Our cells contain chromosomes which are made up of strings of information recorded as DNA. The cell uses sections of this DNA called genes to make proteins. Providing a cell with a new gene can alter what proteins the cell makes. Viruses are naturally efficient at introducing a new gene into a cell. Scientists have produced viral vectors from some viruses by making them safe and unable to multiply. Gene therapy uses a viral vector to infect human cells and introduce new genes. The cell then uses these genes to make new proteins. Sometimes this replaces a protein the cell is missing, sometimes it makes an extra protein which has a useful action.

This study uses an adenovirus to infect cells. Adenoviruses normally cause coughs and colds and are very common. The virus has been changed into a viral vector so it cannot copy itself once it infects a cell. Instead it will introduce into the cell a gene for a protein called Vascular Endothelial Growth Factor (VEGF).
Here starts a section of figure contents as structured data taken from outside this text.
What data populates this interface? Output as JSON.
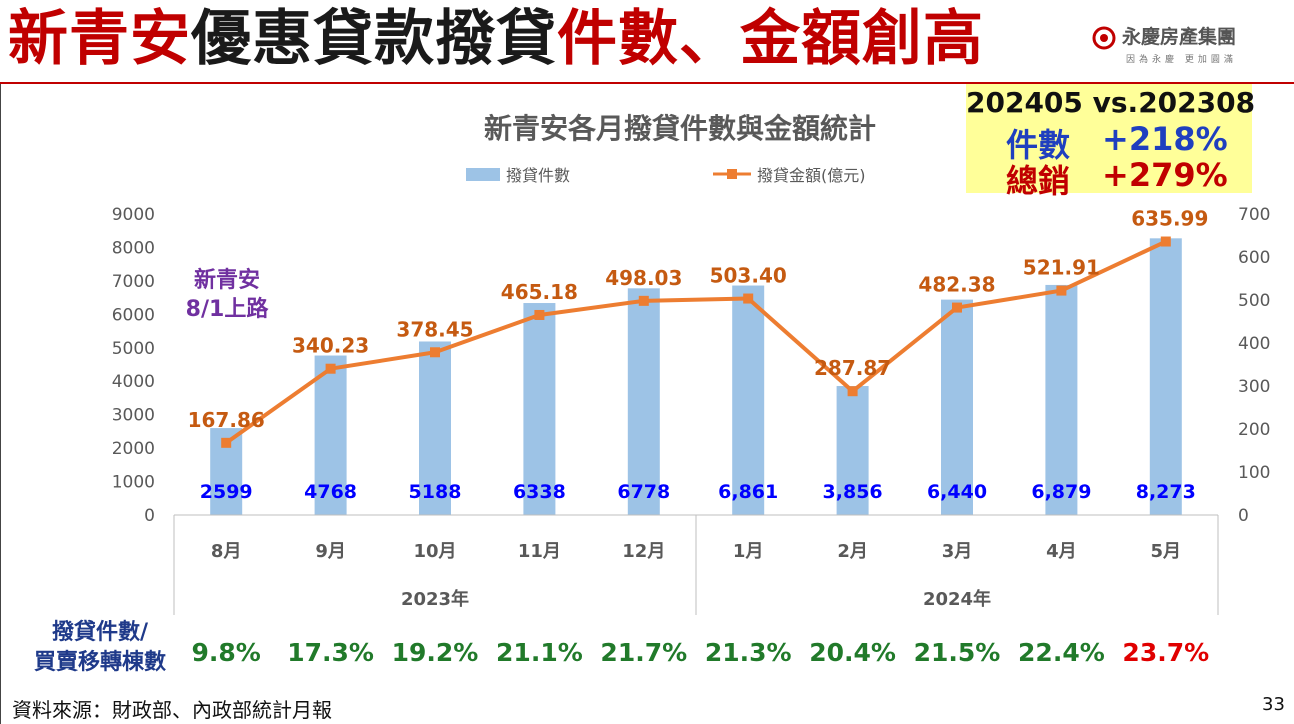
{
  "header": {
    "title_part1": "新青安",
    "title_part2": "優惠貸款撥貸",
    "title_part3": "件數、",
    "title_part4": "金額創高",
    "logo_name": "永慶房產集團",
    "logo_slogan": "因為永慶 更加圓滿"
  },
  "callout": {
    "heading": "202405 vs.202308",
    "row1_label": "件數",
    "row1_value": "+218%",
    "row2_label": "總銷",
    "row2_value": "+279%"
  },
  "annotation": {
    "line1": "新青安",
    "line2": "8/1上路"
  },
  "chart_data": {
    "type": "bar",
    "title": "新青安各月撥貸件數與金額統計",
    "categories": [
      "8月",
      "9月",
      "10月",
      "11月",
      "12月",
      "1月",
      "2月",
      "3月",
      "4月",
      "5月"
    ],
    "year_groups": [
      {
        "label": "2023年",
        "count": 5
      },
      {
        "label": "2024年",
        "count": 5
      }
    ],
    "series": [
      {
        "name": "撥貸件數",
        "kind": "bar",
        "axis": "left",
        "values": [
          2599,
          4768,
          5188,
          6338,
          6778,
          6861,
          3856,
          6440,
          6879,
          8273
        ],
        "labels": [
          "2599",
          "4768",
          "5188",
          "6338",
          "6778",
          "6,861",
          "3,856",
          "6,440",
          "6,879",
          "8,273"
        ]
      },
      {
        "name": "撥貸金額(億元)",
        "kind": "line",
        "axis": "right",
        "values": [
          167.86,
          340.23,
          378.45,
          465.18,
          498.03,
          503.4,
          287.87,
          482.38,
          521.91,
          635.99
        ],
        "labels": [
          "167.86",
          "340.23",
          "378.45",
          "465.18",
          "498.03",
          "503.40",
          "287.87",
          "482.38",
          "521.91",
          "635.99"
        ]
      }
    ],
    "y_left": {
      "min": 0,
      "max": 9000,
      "ticks": [
        "0",
        "1000",
        "2000",
        "3000",
        "4000",
        "5000",
        "6000",
        "7000",
        "8000",
        "9000"
      ]
    },
    "y_right": {
      "min": 0,
      "max": 700,
      "ticks": [
        "0",
        "100",
        "200",
        "300",
        "400",
        "500",
        "600",
        "700"
      ]
    },
    "legend_position": "top",
    "grid": false,
    "colors": {
      "bar": "#9dc3e6",
      "line": "#ed7d31",
      "bar_label": "#0000ff",
      "line_label": "#c55a11"
    }
  },
  "ratio": {
    "label_line1": "撥貸件數/",
    "label_line2": "買賣移轉棟數",
    "values": [
      "9.8%",
      "17.3%",
      "19.2%",
      "21.1%",
      "21.7%",
      "21.3%",
      "20.4%",
      "21.5%",
      "22.4%",
      "23.7%"
    ],
    "highlight_index": 9,
    "color": "#217a2a",
    "highlight_color": "#e00000"
  },
  "footer": {
    "source": "資料來源：財政部、內政部統計月報",
    "page": "33"
  }
}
The viral vector will be injected into the uterine arteries of the mother, which supply the womb with blood. The cells lining the arteries will then produce more of the VEGF protein. In FGR there is a relative lack of available VEGF in the circulation. VEGF is important for protecting vessels, it causes blood vessels to dilate and new blood vessels to be formed, meaning more blood is supplied to the womb and so more nutrients and oxygen goes to the baby. Over the following month the introduced VEGF gene and the viral vector are cleared, meaning the protein is not produced forever. Studies so far suggest that the cells make VEGF for about a month, giving the baby time to grow and develop. Importantly studies also show that neither the viral vector nor the protein cross the placenta to the baby.